Vom Lama zum Obama
Berlin lag Barack Obama während seinem kurzen Aufenthalt zu Füßen. Aber warum der Hype? Brauchen die Deutschen einfach immer irgendwas, das sie abfeieren können? Ein Kommentar.
Wenn die Berliner Stadtreinigung heute noch den Rest des Tages den Rest des Mülls von gestern an der Siegessäule wegkehrt, dann kommen nicht nur Colabecher, Kippenfilter und Taschentücher in die Tonne. Sondern auch tausende Einweg-Amerikaflaggen. Ihr wisst schon, diese kleinen Wimpel, die man sich wahlweise ans Autofenster, an den Hut oder noch ganz woanders hin stecken kann. Wenn man will. Es sei denn, es sind Fehldrucke, dann kommen sie zu den Tagesthemen.
Tibet? Obama? Egal, Flagge hoch! Aber was sind schon ein paar Tonnen Plastikramsch gegen ein sommerlich-souveränes „Prasidentschaftsbewerber-der-Herzen-Lächeln“? Hach, war das schön. Auch wenn Obama noch gar nicht Präsident ist, noch nicht einmal Kandidat. Dafür ist er jung, hat Charme und seine Bildung nicht aus dem Mickymausheft. Aber kam man sich da nicht ein wenig vor, als habe man just ein déja-vu gehabt? Wegen der Flaggen, meine ich. Da war doch was….? Richtig! Tibet!
Noch vor ein paar Wochen war der Dalai Lama hier, in dessen Windschatten die Deutschen wie zu Nachkriegszeiten oder zum Sommerschlussverkauf Tibetflaggen, Gebetsketten, Plüsch-Schneelöwen und Lama-Biographien gebunkert haben, als ob morgen der schon fast in Vergessenheit geratene Russe wiederkäme und dann Schluss wäre mit der neu entdeckten Patchwork-Religionsfreiheit. Als ob er käme, um einem all die schönen bunten Devotionalien wieder weg zu nehmen und einen gar in den nächstbesten sibirischen Gulag zu verfrachten.

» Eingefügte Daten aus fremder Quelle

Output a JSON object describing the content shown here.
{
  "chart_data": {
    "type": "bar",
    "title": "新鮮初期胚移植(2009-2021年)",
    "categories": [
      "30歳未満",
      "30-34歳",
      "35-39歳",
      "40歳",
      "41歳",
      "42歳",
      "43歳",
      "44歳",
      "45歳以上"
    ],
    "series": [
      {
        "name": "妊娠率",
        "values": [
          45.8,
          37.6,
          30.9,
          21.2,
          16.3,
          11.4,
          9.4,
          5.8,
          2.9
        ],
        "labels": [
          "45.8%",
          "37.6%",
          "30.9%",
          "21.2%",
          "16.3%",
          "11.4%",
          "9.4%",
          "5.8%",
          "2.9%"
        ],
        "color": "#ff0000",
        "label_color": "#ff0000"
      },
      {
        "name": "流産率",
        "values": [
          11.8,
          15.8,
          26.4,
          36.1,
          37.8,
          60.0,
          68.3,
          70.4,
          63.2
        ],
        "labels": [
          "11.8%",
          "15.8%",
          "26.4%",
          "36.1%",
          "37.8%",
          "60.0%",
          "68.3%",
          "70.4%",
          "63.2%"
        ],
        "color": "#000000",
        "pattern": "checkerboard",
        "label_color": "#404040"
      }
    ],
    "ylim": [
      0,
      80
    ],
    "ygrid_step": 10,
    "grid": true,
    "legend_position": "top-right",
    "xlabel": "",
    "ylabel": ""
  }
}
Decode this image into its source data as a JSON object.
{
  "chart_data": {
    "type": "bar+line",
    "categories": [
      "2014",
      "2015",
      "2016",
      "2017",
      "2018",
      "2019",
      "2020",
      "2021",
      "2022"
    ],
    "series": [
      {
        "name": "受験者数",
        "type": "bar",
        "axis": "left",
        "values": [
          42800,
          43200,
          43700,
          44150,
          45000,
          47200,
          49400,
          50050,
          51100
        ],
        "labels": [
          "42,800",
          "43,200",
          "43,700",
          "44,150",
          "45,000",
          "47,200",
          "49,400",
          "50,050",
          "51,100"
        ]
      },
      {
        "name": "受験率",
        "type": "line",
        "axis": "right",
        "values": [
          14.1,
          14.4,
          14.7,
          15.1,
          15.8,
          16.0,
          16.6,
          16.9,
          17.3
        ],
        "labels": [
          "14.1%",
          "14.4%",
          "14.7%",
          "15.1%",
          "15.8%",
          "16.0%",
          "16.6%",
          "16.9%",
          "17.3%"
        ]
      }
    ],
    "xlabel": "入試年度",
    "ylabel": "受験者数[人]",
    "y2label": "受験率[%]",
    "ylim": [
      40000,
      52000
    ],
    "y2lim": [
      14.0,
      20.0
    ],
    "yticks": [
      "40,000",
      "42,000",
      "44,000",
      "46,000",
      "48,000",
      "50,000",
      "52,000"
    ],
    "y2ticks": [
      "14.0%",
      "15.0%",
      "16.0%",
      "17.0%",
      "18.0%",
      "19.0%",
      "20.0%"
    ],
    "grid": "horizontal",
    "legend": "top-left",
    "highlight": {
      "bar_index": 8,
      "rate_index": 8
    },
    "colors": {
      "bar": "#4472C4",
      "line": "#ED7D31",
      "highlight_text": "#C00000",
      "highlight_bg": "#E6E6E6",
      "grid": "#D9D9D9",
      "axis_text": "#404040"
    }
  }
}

Europameister im Vergangenheit verdrängen Doch – Hand auf’s Herz – war das in Tibet eigentlich anders? Gab es nicht auch unter der Lama-Herrschaft rigide Verbote gegen Orden anderen Glaubens? Gab es nicht auch da eine gnadenlose Religionspolizei, die mit Lamakritikern alles andere als milde lächelnd umging? Und war es nicht der Deutschen liebstes Schrumpelgesicht Mutter Theresa höchstselbst, die einst ihre zahlreichen Spendenmillionen lieber nach Rom als zu ihren eigenen Armenhäusern schickte?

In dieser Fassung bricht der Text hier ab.